With the 2014 Sochi Olympics over, attention has quickly turned to the unbelievable geo-political events happening in the Crimean peninsula at this time. More than usual, the Paralympics, which run March 7-16th, 2014, are being overshadowed. Before we get started on this last blog, I wish Canada’s 54 athletes competing in Sochi’s Paralympics, amidst human-rights scrutiny, partial boycotts and cows wandering into town, the very best of all performances coming together for them in competiton.
The Olympic Legacy. There always is one, whether it’s top notch training facilities, a knockout aquatic centre, war, or a giant debt. Unfortunately for some, the Sochi legacy will be concussion sideffects that might outlast speaking tours or sponsorship contracts.
Continuing with the last instalment of this three-part concussion series is what happens long-term after concussions. Before you think this is all doom and gloom, please remember that based on what we know at present, 80-90% of concussions take 7-10 days to heal. What lies ahead (pun intended) is for those 28,000 or more people per year who don’t fall squarely into that category.
Legacy #1: Time Off
At the beginning of the Olympics, Canadian researchers published a study where enhanced MRI technology was used to show that university hockey players with concussions sustained bleeds in their brains. Where there is blood, there is tissue damage and torn nerves. Concussions cause tissue damage. This study went on to continue imaging the brains of concussed hockey players throughout their recovery in order to determine what sort of time interval tissue healing really took. It was remarkably consistent with the athlete’s report of concussion symptoms, such as fogginess, confusion and lethargy. Symptoms tell us to rest. Listen up!

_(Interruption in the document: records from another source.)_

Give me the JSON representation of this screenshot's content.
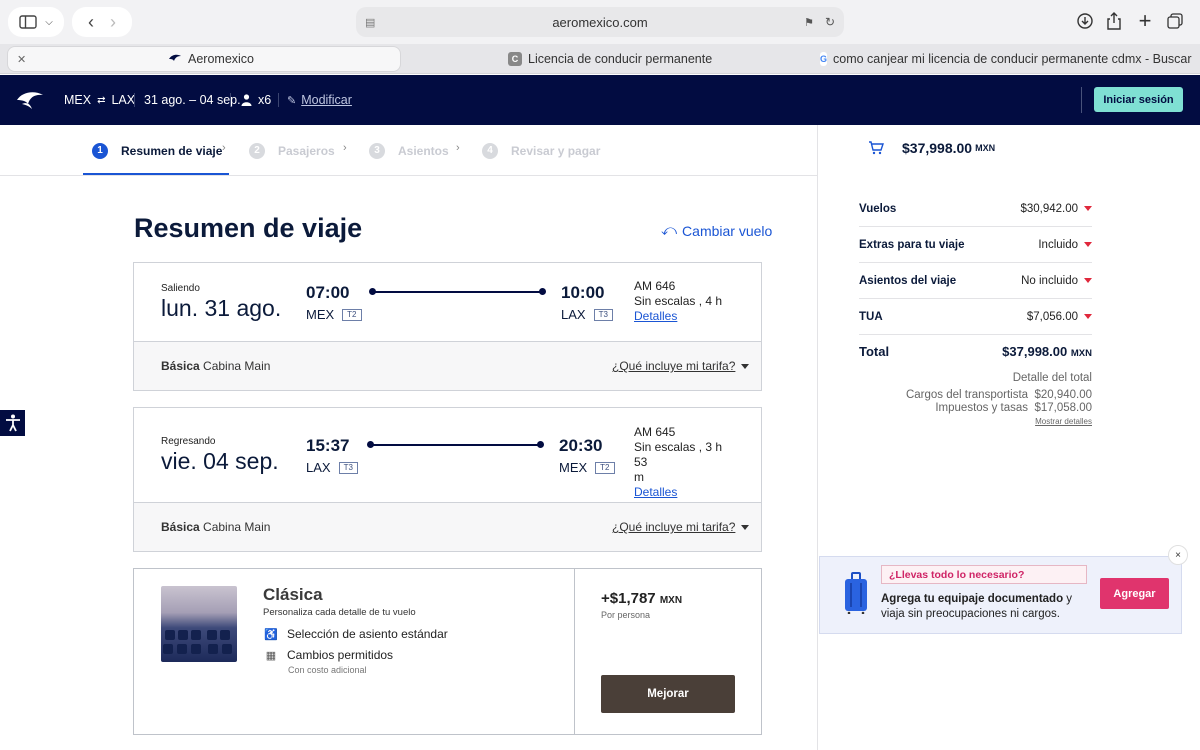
{
  "browser": {
    "url": "aeromexico.com",
    "tabs": [
      {
        "label": "Aeromexico",
        "favicon": "aeromexico-logo"
      },
      {
        "label": "Licencia de conducir permanente",
        "favicon": "C"
      },
      {
        "label": "como canjear mi licencia de conducir permanente cdmx - Buscar c...",
        "favicon": "G"
      }
    ]
  },
  "header": {
    "route_from": "MEX",
    "route_to": "LAX",
    "dates": "31 ago. – 04 sep.",
    "passengers": "x6",
    "modify_label": "Modificar",
    "login_label": "Iniciar sesión"
  },
  "steps": [
    {
      "num": "1",
      "label": "Resumen de viaje",
      "active": true
    },
    {
      "num": "2",
      "label": "Pasajeros",
      "active": false
    },
    {
      "num": "3",
      "label": "Asientos",
      "active": false
    },
    {
      "num": "4",
      "label": "Revisar y pagar",
      "active": false
    }
  ],
  "main": {
    "title": "Resumen de viaje",
    "change_flight": "Cambiar vuelo",
    "flights": [
      {
        "direction": "Saliendo",
        "date": "lun. 31 ago.",
        "dep_time": "07:00",
        "dep_airport": "MEX",
        "dep_terminal": "T2",
        "arr_time": "10:00",
        "arr_airport": "LAX",
        "arr_terminal": "T3",
        "flight_no": "AM 646",
        "stops": "Sin escalas , 4 h",
        "details": "Detalles",
        "fare_type": "Básica",
        "cabin": "Cabina Main",
        "fare_question": "¿Qué incluye mi tarifa?"
      },
      {
        "direction": "Regresando",
        "date": "vie. 04 sep.",
        "dep_time": "15:37",
        "dep_airport": "LAX",
        "dep_terminal": "T3",
        "arr_time": "20:30",
        "arr_airport": "MEX",
        "arr_terminal": "T2",
        "flight_no": "AM 645",
        "stops": "Sin escalas , 3 h 53",
        "stops_cont": "m",
        "details": "Detalles",
        "fare_type": "Básica",
        "cabin": "Cabina Main",
        "fare_question": "¿Qué incluye mi tarifa?"
      }
    ],
    "upsell": {
      "title": "Clásica",
      "subtitle": "Personaliza cada detalle de tu vuelo",
      "feature1": "Selección de asiento estándar",
      "feature2": "Cambios permitidos",
      "feature2_note": "Con costo adicional",
      "price": "+$1,787",
      "currency": "MXN",
      "per_person": "Por persona",
      "button": "Mejorar"
    }
  },
  "summary": {
    "cart_total": "$37,998.00",
    "cart_currency": "MXN",
    "rows": [
      {
        "label": "Vuelos",
        "value": "$30,942.00"
      },
      {
        "label": "Extras para tu viaje",
        "value": "Incluido"
      },
      {
        "label": "Asientos del viaje",
        "value": "No incluido"
      },
      {
        "label": "TUA",
        "value": "$7,056.00"
      }
    ],
    "total_label": "Total",
    "total_value": "$37,998.00",
    "total_currency": "MXN",
    "breakdown_title": "Detalle del total",
    "carrier_charges": "Cargos del transportista",
    "carrier_value": "$20,940.00",
    "taxes": "Impuestos y tasas",
    "taxes_value": "$17,058.00",
    "show_details": "Mostrar detalles"
  },
  "promo": {
    "tag": "¿Llevas todo lo necesario?",
    "text_bold": "Agrega tu equipaje documentado",
    "text_rest": " y viaja sin preocupaciones ni cargos.",
    "button": "Agregar",
    "close": "×"
  },
  "colors": {
    "header_bg": "#020c41",
    "accent_blue": "#1a55d4",
    "login_btn": "#7fe0d3",
    "promo_pink": "#e0346d",
    "caret_red": "#e0283c"
  }
}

In a study where a physician specialising in concussion was on-hand to assess and diagnose concussions sustained during an entire hockey season, concussion incidence was seven times higher than any previous report. A brain injury happened in 36.5% of the hockey games in a season. Concussions are frequent. And that’s just hockey. If I were a betting woman, I would say that concussion prevalence numbers 5 years from now will be bigger; not because there will be more concussions, but because there will be fewer undiagnosed ones.
Legacy #2: Depression
Traumatic brain injury (TBI) is associated with a higher incidence of depression. The majority of individuals who suffer a TBI are juveniles and young adults, and thus, the risk of a lifetime of depressive complications is a significant concern. The cause of concussion-related depression might be brain cells’ tendency to over-react to stress, infection and injury after an initial concussion. That the human brain tends to naturally inflame with age is an additional factor explaining perhaps why mental health problems related to concussion show up sometimes many decades after the original injury.
Legacy #3: Chronic Pain
A review of long-term studies of people with mild and more traumatic brain injuries published by the American Medical Association asserts that “Chronic pain is a common complication of TBI. It is independent of psychologicdisorders such as PTSD and depression and is common even among patients with apparently minor injuries to the brain.”, and “Patients who appear clinically to have less severe brain injuries may in fact develop more pain symptoms.” Wonder why that back isn’t healing very quickly? Consider the role of a past head injury.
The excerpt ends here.